En ce ce début 2024, comme en 2023, les narratifs s’enchaînent à une vitesse déconcertante : anticipations de baisses de taux rapides, puis plus lointaines, éventuelles nouvelles hausses de taux, marché de l’emploi qui réaccélère, tout comme l’inflation… En physique quantique, la notion de multivers se réfère, par simplification, aux univers multiples existant de manière concomitante. A l’aide de ce parallèle, nous analysons cette semaine quelques scenarii économiques qui coexistent actuellement.
1. La Fed va-t-elle reprendre son cycle de resserrement monétaire ?
Lawrence Summers (secrétaire du Trésor américain sous Clinton) a récemment indiqué qu’il évaluait la probabilité d’une nouvelle hausse des taux de la Fed à hauteur de 15 %. Cette analyse semble se baser sur l’extrapolation des derniers chiffres d’inflation et d’emploi recensés en janvier, qui ont en effet montré des signes de réaccélération. Non pas pour le décrédibiliser, mais par souci d’honnêteté intellectuelle, il convient de noter qu’il avait également prédit que l’inflation ne serait vaincue en 2023 qu’au prix d’un taux de chômage augmentant (très) fortement. Cet avis, que nous ne partageons pas, est assez peu suivi au sein de la communauté financière, qui préfère rester prudente s’agissant notamment d’un éventuel effet de saisonnalité lié au mois de janvier, mais il a poussé certains à revoir leur calendrier de baisse des taux, voire à n’en anticiper aucune, ce qui nous conduit au second point.
2. Les banques centrales vont-elles vraiment baisser leurs taux en 2024 ?
Plus crédible que le premier, ce scénario suppose toutefois que les taux directeurs américains sont actuellement au juste niveau, ou bien s’ils sont restrictifs, que les maintenir sur une période prolongée n’aura aucun impact néfaste sur l’économie, au moment même où le cycle du crédit se normalise. Cela suppose également que l’inflation cesse de ralentir à partir de maintenant, ou bien de manière beaucoup plus lente. Pour la BCE, l’hypothèse retenue pourrait être celle que l’inflation n'atterrisse pas durant l’année autour de 2 %, ce qui paraît délicat au regard de son évolution récente. Alternativement, cela pourrait se justifier par une réaccélération de l’économie, plaidant pour la prudence et la patience et nous amenant au point suivant.

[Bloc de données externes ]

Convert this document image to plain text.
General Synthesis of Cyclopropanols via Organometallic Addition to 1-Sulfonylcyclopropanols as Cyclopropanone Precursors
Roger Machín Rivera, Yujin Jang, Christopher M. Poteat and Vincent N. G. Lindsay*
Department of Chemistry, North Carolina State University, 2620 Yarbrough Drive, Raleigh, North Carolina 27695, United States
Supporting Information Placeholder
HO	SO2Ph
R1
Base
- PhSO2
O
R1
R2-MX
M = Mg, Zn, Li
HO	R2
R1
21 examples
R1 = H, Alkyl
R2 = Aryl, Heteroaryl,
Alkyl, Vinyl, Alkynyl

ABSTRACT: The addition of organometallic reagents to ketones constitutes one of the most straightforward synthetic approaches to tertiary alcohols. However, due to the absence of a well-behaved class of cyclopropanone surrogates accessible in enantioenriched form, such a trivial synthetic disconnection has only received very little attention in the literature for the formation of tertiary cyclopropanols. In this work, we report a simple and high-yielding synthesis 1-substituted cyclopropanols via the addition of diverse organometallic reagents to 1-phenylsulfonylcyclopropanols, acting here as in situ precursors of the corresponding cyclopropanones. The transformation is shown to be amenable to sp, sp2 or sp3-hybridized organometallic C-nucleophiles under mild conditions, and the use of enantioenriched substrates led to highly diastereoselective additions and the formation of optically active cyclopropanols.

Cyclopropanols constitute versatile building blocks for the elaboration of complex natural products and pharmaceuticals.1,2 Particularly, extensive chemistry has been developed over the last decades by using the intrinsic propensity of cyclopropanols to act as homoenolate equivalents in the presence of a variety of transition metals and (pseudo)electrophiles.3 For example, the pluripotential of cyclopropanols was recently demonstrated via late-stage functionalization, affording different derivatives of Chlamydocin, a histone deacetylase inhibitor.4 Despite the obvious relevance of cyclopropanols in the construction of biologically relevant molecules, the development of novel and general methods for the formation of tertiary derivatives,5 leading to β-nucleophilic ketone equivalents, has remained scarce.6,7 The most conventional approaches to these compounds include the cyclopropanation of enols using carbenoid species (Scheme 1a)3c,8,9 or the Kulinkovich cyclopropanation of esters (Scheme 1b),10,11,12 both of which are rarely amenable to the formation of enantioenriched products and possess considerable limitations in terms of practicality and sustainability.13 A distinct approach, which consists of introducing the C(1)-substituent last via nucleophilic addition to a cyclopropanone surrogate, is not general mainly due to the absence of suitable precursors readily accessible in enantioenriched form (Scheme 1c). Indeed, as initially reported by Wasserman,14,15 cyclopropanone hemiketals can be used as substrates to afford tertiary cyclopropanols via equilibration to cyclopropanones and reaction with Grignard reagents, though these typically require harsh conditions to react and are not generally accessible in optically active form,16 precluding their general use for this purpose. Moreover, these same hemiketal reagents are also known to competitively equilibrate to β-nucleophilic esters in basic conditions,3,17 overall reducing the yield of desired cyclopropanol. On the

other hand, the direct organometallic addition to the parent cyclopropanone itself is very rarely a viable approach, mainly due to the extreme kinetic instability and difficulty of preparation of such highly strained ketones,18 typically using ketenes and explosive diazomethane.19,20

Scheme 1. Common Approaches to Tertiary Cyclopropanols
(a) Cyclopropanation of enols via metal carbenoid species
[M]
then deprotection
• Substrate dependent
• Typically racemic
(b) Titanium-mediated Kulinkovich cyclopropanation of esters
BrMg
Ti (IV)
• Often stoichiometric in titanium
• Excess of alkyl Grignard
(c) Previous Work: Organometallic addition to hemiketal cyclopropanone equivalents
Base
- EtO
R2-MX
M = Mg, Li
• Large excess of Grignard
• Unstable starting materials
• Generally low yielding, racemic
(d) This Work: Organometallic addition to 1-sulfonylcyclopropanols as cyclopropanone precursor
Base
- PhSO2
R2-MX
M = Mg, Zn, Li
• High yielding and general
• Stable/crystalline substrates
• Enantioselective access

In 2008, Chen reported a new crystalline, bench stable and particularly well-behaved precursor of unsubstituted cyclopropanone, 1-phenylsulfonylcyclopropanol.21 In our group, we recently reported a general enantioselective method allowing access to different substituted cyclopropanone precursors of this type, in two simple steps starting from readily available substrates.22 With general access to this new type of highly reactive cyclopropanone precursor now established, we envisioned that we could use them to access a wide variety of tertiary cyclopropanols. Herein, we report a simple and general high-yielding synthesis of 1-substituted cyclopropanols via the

3. Les conditions financières se sont-elles trop détendues ?
Le concept de « conditions financières » encapsule l’idée selon laquelle les variables financières ont un impact sur l’activité économique. Depuis plusieurs mois, elles se sont détendues, dans le prolongement de la progression des actions et de la moindre augmentation des taux, faisant ainsi craindre à de nombreux commentateurs une réaccélération de l’emploi et de l’inflation. Cette thèse souffre de deux faiblesses. La première, c’est qu’il n’existe pas de définition universelle des conditions financières. Quelles variables retenir ? Comment déterminer leur im- pact sur l’économie ? Ainsi, toutes les mesures publiées par divers fournisseurs (Goldman Sachs, la Fed, Bloomberg…) ne transmettent pas le même message. Certaines étant plus détendues que d’autres. La deuxième, c’est qu’il faut distinguer les conditions financières de marché de celles de l’économie réelle. Les statistiques d’octroi de crédit bancaire sont toujours tendues et les petites entreprises éprouvent des difficultés pour se financer, ce qui offre un lien avec le point suivant.
4. Une récession est-elle encore possible ?
De moins en moins, mais un esprit contra- riant aurait envie de s’y tenir, puisque le consensus a définitivement écarté l’idée.